Bloomberg Línea — Ao entrar com pedido de recuperação na Justiça em outubro de 2018, a Livraria Cultura citou um comentário feito pelo escritor português José Saramago após uma visita ao Brasil, dez anos antes: “A Livraria Cultura é uma obra de arte”.

No mesmo documento, disse também que, a despeito da grave crise que a levara àquela situação extrema, seu “futuro” era “promissor” e que os resultados iriam aparecer em um “curto prazo”.

Quase quatro anos e uma pandemia depois, o “futuro promissor” e o “curto prazo” continuam sendo apenas peças de retórica para uma organização que, desde então, já fechou 14 das suas 17 lojas e tem dificuldades para pagar até mesmo os honorários da administradora nomeada pela Justiça para acompanhar e fiscalizar o processo de recuperação judicial.

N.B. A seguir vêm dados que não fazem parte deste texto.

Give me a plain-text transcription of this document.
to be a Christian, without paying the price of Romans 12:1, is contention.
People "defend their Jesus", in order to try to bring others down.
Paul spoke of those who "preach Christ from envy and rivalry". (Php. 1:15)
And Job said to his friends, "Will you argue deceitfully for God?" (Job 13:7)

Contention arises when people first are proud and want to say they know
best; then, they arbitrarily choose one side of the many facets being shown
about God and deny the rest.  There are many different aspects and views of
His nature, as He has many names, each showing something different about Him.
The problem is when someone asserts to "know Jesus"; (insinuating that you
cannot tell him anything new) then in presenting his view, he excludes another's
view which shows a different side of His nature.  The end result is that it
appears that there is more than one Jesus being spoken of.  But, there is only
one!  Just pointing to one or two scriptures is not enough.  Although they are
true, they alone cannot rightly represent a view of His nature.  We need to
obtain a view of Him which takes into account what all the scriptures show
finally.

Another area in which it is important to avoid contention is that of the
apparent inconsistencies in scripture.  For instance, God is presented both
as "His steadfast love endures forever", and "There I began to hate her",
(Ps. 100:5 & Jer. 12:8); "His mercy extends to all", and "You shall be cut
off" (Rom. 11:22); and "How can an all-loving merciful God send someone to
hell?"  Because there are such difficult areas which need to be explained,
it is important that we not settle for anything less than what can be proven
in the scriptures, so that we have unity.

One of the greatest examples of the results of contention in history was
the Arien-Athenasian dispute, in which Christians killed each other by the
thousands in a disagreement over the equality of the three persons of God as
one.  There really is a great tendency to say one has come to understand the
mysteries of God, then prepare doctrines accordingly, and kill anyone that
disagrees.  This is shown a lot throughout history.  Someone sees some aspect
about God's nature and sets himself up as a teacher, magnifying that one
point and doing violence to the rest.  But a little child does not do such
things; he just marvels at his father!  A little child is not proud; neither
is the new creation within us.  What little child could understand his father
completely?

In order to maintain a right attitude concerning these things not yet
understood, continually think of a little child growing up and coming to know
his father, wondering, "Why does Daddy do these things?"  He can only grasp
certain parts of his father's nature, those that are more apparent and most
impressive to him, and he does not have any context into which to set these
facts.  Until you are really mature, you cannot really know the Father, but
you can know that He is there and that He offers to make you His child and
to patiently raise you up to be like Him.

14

Em relatório enviado ao juiz Ralpho Waldo De Barros Monteiro Filho, da 2ª Vara de Falências e Recuperações Judiciais, a administradora Alvarez & Marsal afirma que a Livraria Cultura não lhe paga os vencimentos determinados pela Justiça desde setembro de 2020, o que, de acordo com as suas contas, perfaz uma dívida de cerca de R$ 819,7 mil. “Em março de 2022, completou um ano e seis meses que esta auxiliar cumpre seu múnus [tarefa] sem nenhum tipo de remuneração”, declarou a administradora.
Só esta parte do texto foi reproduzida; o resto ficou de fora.